2012年の映画『ポテチ』を鑑賞。濱田岳主演、中村義洋監督。
原作は伊坂幸太郎。単行本『フィッシュストーリー』に所収されている。
あらすじ紹介
同じ年、同じ日、同じ街で生まれたプロ野球のスター選手・尾崎と、空き巣を生業とする凡人の今村が運命に翻ろうされながらも、家族や恋人を巻き込んで目に見えない強い絆によってつながれていく姿を描く。

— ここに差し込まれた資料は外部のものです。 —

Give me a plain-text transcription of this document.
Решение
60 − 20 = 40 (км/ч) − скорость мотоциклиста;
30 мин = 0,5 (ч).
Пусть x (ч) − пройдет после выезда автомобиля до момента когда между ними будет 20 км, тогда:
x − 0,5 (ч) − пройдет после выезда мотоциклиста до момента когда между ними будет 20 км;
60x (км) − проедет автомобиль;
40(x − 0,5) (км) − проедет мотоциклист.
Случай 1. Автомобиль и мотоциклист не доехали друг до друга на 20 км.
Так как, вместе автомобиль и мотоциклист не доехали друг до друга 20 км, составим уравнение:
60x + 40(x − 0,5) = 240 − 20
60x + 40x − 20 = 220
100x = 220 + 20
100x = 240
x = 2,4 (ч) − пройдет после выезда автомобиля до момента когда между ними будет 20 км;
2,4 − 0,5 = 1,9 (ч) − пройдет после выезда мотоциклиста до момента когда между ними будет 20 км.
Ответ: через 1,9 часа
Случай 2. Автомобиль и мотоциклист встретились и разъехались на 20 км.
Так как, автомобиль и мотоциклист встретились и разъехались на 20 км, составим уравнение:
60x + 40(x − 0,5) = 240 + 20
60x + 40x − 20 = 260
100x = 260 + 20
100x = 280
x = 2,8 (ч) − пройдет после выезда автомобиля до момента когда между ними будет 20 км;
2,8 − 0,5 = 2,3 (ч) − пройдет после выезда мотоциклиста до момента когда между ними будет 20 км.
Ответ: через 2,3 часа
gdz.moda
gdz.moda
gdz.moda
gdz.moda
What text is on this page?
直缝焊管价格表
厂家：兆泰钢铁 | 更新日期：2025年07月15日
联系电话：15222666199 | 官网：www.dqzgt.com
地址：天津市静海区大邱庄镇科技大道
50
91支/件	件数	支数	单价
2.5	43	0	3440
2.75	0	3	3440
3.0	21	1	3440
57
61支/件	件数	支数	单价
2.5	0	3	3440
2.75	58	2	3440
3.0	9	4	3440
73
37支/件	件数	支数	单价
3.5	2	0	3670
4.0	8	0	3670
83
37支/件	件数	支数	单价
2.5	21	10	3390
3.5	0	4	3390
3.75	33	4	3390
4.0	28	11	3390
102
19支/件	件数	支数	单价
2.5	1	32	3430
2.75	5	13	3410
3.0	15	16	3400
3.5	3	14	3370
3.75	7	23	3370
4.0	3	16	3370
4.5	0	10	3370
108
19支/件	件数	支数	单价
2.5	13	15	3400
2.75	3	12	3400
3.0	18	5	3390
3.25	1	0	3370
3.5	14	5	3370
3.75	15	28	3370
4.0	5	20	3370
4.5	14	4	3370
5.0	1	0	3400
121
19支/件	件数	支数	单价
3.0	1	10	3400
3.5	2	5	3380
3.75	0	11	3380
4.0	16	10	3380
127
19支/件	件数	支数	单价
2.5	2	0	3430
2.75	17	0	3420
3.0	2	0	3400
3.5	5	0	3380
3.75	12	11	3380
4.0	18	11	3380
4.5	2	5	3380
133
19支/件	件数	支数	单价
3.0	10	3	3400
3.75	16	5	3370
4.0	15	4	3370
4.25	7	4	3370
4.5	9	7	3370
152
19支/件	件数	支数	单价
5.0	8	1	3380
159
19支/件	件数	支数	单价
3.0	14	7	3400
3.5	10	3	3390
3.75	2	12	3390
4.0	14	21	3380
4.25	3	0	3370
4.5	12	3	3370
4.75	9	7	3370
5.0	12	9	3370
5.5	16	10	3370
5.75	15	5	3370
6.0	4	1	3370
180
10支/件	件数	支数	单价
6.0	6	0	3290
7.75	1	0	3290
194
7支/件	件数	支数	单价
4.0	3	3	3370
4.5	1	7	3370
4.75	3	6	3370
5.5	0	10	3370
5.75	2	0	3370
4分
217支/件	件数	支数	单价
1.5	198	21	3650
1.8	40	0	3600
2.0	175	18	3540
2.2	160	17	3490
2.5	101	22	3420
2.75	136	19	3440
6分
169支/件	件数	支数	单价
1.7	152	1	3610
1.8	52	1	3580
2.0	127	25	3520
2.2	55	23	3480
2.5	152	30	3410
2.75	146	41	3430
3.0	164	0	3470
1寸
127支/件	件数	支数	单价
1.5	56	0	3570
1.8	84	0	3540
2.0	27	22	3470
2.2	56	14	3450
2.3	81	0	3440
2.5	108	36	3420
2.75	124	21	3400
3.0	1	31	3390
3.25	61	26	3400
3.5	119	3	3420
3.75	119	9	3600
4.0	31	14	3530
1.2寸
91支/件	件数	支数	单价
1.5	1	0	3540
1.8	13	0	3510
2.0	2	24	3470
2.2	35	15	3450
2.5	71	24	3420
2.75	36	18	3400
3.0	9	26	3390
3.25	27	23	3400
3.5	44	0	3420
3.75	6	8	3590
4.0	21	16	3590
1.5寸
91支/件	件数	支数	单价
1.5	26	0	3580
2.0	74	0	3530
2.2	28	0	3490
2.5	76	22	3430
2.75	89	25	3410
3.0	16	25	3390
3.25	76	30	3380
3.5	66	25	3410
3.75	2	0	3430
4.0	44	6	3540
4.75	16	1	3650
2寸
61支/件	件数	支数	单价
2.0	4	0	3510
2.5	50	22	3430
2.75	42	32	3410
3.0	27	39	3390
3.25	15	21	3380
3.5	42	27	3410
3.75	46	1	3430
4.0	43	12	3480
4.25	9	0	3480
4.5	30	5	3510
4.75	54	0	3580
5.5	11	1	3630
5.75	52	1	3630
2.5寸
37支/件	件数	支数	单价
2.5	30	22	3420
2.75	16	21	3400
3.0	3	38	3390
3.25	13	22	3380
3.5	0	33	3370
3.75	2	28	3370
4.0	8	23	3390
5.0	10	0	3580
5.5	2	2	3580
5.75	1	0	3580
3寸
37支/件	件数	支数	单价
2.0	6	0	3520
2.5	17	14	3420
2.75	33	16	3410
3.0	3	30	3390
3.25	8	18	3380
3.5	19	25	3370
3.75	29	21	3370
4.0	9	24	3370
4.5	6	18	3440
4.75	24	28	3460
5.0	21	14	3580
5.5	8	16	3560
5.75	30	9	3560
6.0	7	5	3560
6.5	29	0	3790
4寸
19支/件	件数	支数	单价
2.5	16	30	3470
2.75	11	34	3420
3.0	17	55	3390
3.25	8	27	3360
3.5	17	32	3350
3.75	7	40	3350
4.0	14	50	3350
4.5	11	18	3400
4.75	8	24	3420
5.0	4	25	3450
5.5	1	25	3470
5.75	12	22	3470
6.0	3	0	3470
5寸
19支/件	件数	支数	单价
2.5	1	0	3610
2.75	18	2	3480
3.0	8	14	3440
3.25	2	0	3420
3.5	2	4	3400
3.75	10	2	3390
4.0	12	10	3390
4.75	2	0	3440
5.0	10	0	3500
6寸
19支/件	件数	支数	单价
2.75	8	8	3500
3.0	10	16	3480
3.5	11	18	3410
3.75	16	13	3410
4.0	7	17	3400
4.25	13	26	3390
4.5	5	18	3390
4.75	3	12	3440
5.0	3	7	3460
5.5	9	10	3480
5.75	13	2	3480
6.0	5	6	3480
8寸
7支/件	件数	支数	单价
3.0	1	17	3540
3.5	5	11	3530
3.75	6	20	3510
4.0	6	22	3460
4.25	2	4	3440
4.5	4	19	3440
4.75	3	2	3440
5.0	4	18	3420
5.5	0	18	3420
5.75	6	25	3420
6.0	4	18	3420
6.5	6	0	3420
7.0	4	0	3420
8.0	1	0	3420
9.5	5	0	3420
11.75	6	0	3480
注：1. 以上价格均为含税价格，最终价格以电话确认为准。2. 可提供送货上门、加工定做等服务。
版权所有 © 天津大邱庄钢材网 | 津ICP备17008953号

舞台は伊坂作品おなじみの仙台。
スタッフ、キャスト
監督・脚本 | 中村義洋 |
原作 | 伊坂幸太郎 |
今村忠司 | 濱田岳 |
尾崎選手 | 阿部亮平 |
大西若葉 | 木村佳乃 |
黒澤 | 大森南朋 |
ミユ | 松岡茉優 |
今村の母 | 石田えり |
中村親分 | 中村義洋 |
仙台のロケ地は健在
『アヒルと鴨のコインロッカー』、また『ゴールデンスランバー』を作った伊坂×中村タッグである。
原作が入っている『フィッシュストーリー』は短い物語を広げて尺の長い映画にしたという形であったが、本作は68分と短い時間にわりとしっかりとした中篇物語を濃縮したもの。
これまでの中村組同様、かなり原作に忠実に、またリスペクトを払った構成となっている。
今村(濱田)と若葉(木村文乃)のセリフは小説とほとんど変わらない。
勾当台公園のシーンから映画は始まり、同じく『ゴールデンスランバー』でも使用された藤崎、仙台駅前、『重力ピエロ』のMEALSとおなじみのロケ地が続く。
伊坂映画の常連さんはそのあたりを気にして見ても面白いかもしれない。
野球の試合がハイレベル
東日本大震災の後に作られた映画である。大森南朋が若者を諭す際に、もうあんな地震が起きぬように、と震災のことを例で示している。
ここは原作の小説にはない部分。中村監督らしい心配りだと思う。
また目に付いたのが野球の試合シーンのレベルの高さ。
尾崎選手を演じた阿部亮平は野球経験者なのである程度スイングなども立派だったが、それ以上に投手役の人は明らかに素人ではなかった。
自然に見える野球中継はとてつもなくレベルの高いものである。
エンドロールで見ると六大学の仙台出身者のようなことが書いてあったが、いずれにせよ普段見ている甲子園レベルの球を投げていて心底びっくりした。
『陽気なギャングが地球を回す』でもそうだったが、伊坂作品の悪党が悪役にならない心地よさは継続。
悪党ではないにせよ、濱田岳たちの仕事は真っ当ではないのだけど。